Due to high liquidity, ease of use and higher returns, Debt (e.g Ultra Short Term Debt) mutual funds are probably the best alternative to Fixed Deposit investments. However, if you're a young investor who can take risk and want to stay invested for long term (5y+), equity mutual funds are better for creating wealth.

We've listed few mutual funds here, to help you get started. The list has been prepared based on the parent company and the past performance of the fund. The debt funds have no exit load fees (that means you can withdraw money from these funds any time, without any "minimum duration" requirement).

Note : Past performances are only indicative. You should thoroughly research before making any decision.

Debt Funds

Recommended for emergency funds etc. Returns are better than FD and offers higher liquidity.

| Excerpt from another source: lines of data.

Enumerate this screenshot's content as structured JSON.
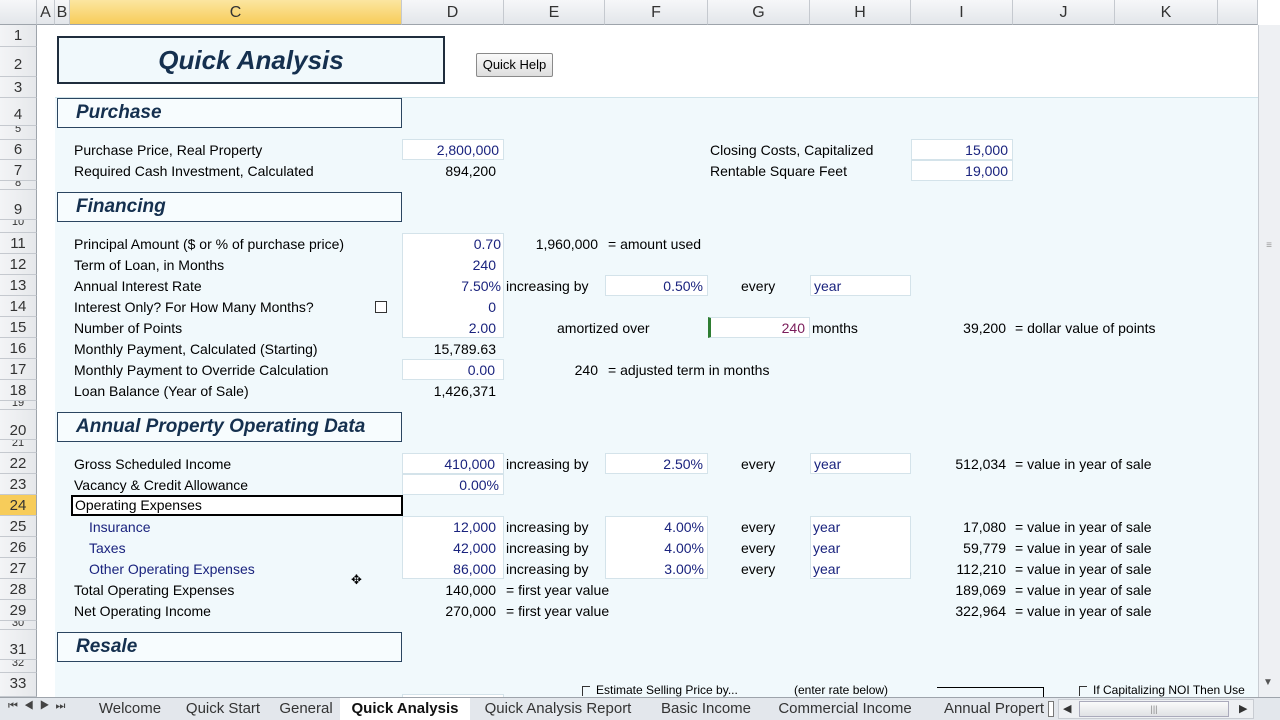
{
  "columns": [
    "A",
    "B",
    "C",
    "D",
    "E",
    "F",
    "G",
    "H",
    "I",
    "J",
    "K"
  ],
  "rows": [
    "1",
    "2",
    "3",
    "4",
    "5",
    "6",
    "7",
    "8",
    "9",
    "10",
    "11",
    "12",
    "13",
    "14",
    "15",
    "16",
    "17",
    "18",
    "19",
    "20",
    "21",
    "22",
    "23",
    "24",
    "25",
    "26",
    "27",
    "28",
    "29",
    "30",
    "31",
    "32",
    "33"
  ],
  "selected_cell": "C24",
  "title": "Quick Analysis",
  "quick_help": "Quick Help",
  "sections": {
    "purchase": "Purchase",
    "financing": "Financing",
    "operating": "Annual Property Operating Data",
    "resale": "Resale"
  },
  "purchase": {
    "price_label": "Purchase Price, Real Property",
    "price": "2,800,000",
    "cash_label": "Required Cash Investment, Calculated",
    "cash": "894,200",
    "closing_label": "Closing Costs, Capitalized",
    "closing": "15,000",
    "sqft_label": "Rentable Square Feet",
    "sqft": "19,000"
  },
  "financing": {
    "principal_label": "Principal Amount ($ or % of purchase price)",
    "principal": "0.70",
    "principal_used": "1,960,000",
    "principal_used_note": "= amount used",
    "term_label": "Term of Loan, in Months",
    "term": "240",
    "rate_label": "Annual Interest Rate",
    "rate": "7.50%",
    "rate_inc_label": "increasing by",
    "rate_inc": "0.50%",
    "every": "every",
    "rate_period": "year",
    "io_label": "Interest Only?  For How Many Months?",
    "io_checked": false,
    "io_months": "0",
    "points_label": "Number of Points",
    "points": "2.00",
    "amort_label": "amortized over",
    "amort": "240",
    "months": "months",
    "points_value": "39,200",
    "points_note": "= dollar value of points",
    "payment_label": "Monthly Payment, Calculated (Starting)",
    "payment": "15,789.63",
    "override_label": "Monthly Payment to Override Calculation",
    "override": "0.00",
    "adj_term": "240",
    "adj_term_note": "= adjusted term in months",
    "balance_label": "Loan Balance (Year of Sale)",
    "balance": "1,426,371"
  },
  "operating": {
    "gsi_label": "Gross Scheduled Income",
    "gsi": "410,000",
    "gsi_inc": "2.50%",
    "gsi_sale": "512,034",
    "vacancy_label": "Vacancy & Credit Allowance",
    "vacancy": "0.00%",
    "opex_label": "Operating Expenses",
    "increasing_by": "increasing by",
    "every": "every",
    "year": "year",
    "sale_note": "= value in year of sale",
    "first_year": "= first year value",
    "items": [
      {
        "label": "Insurance",
        "value": "12,000",
        "inc": "4.00%",
        "sale": "17,080"
      },
      {
        "label": "Taxes",
        "value": "42,000",
        "inc": "4.00%",
        "sale": "59,779"
      },
      {
        "label": "Other Operating Expenses",
        "value": "86,000",
        "inc": "3.00%",
        "sale": "112,210"
      }
    ],
    "total_label": "Total Operating Expenses",
    "total": "140,000",
    "total_sale": "189,069",
    "noi_label": "Net Operating Income",
    "noi": "270,000",
    "noi_sale": "322,964"
  },
  "resale": {
    "estimate_label": "Estimate  Selling Price by...",
    "enter_rate": "(enter rate below)",
    "cap_label": "If Capitalizing  NOI  Then  Use"
  },
  "tabs": [
    "Welcome",
    "Quick Start",
    "General",
    "Quick Analysis",
    "Quick Analysis Report",
    "Basic Income",
    "Commercial Income",
    "Annual Propert"
  ],
  "active_tab": "Quick Analysis",
  "colors": {
    "label_blue": "#1a237e",
    "section_text": "#15304f",
    "sheet_bg": "#f1f9fc",
    "selected_header": "#f7cc5a"
  }
}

Fund Name Annual Returns (5y) Fund Class Exit Load
Franklin India Ultra Short Bond Fund (G) 9.9% Ultra Short Term Debt 0.00%
Reliance Money Manager Fund (G) 8.9% Ultra Short Term Debt 0.00%
Birla Sun Life Short Term Fund (G) 9.6% Short Term Debt 0.00%
Debt mutual funds are also good alternative to long term fixed deposits.
Risk Level : Low

Equity Funds

Good alternative to long term FD (5y, 10y etc). Returns are significantly higher than FD and it's not that risky if you can stay invested in long term (10y +).

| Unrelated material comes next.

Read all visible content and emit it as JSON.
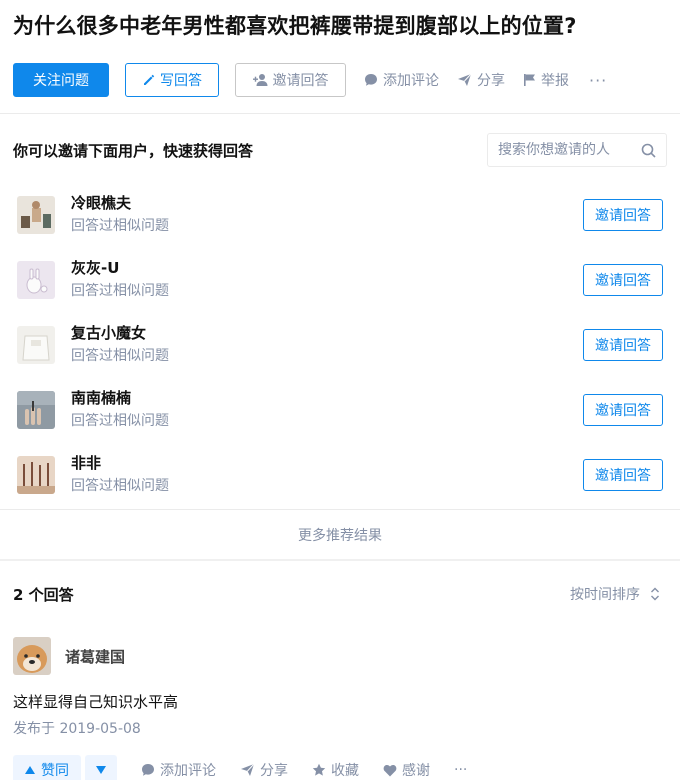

Fund Name Annual Returns (5y) Fund Class Exit Load
Franklin India Bluechip Fund (Growth) 14.1% Large Cap 1% (1y)
HDFC Top 200 Fund (Growth) 14.8% Large Cap 1% (1y)
Franklin India Prima Plus Fund (Growth) 18.8% Diversified Equity 1% (1y)
HDFC Equity Fund (Growth) 15.9% Diversified Equity 1% (1y)
Franklin India Prima Fund (Growth) 26.7% Small & Mid Cap 1% (1y)
Equity mutual funds are good for beating inflation and generating wealth over long term.
Risk Level : High
Tip : Prefer direct plans of the mutual funds, because it generates higher returns as compared to regular plan.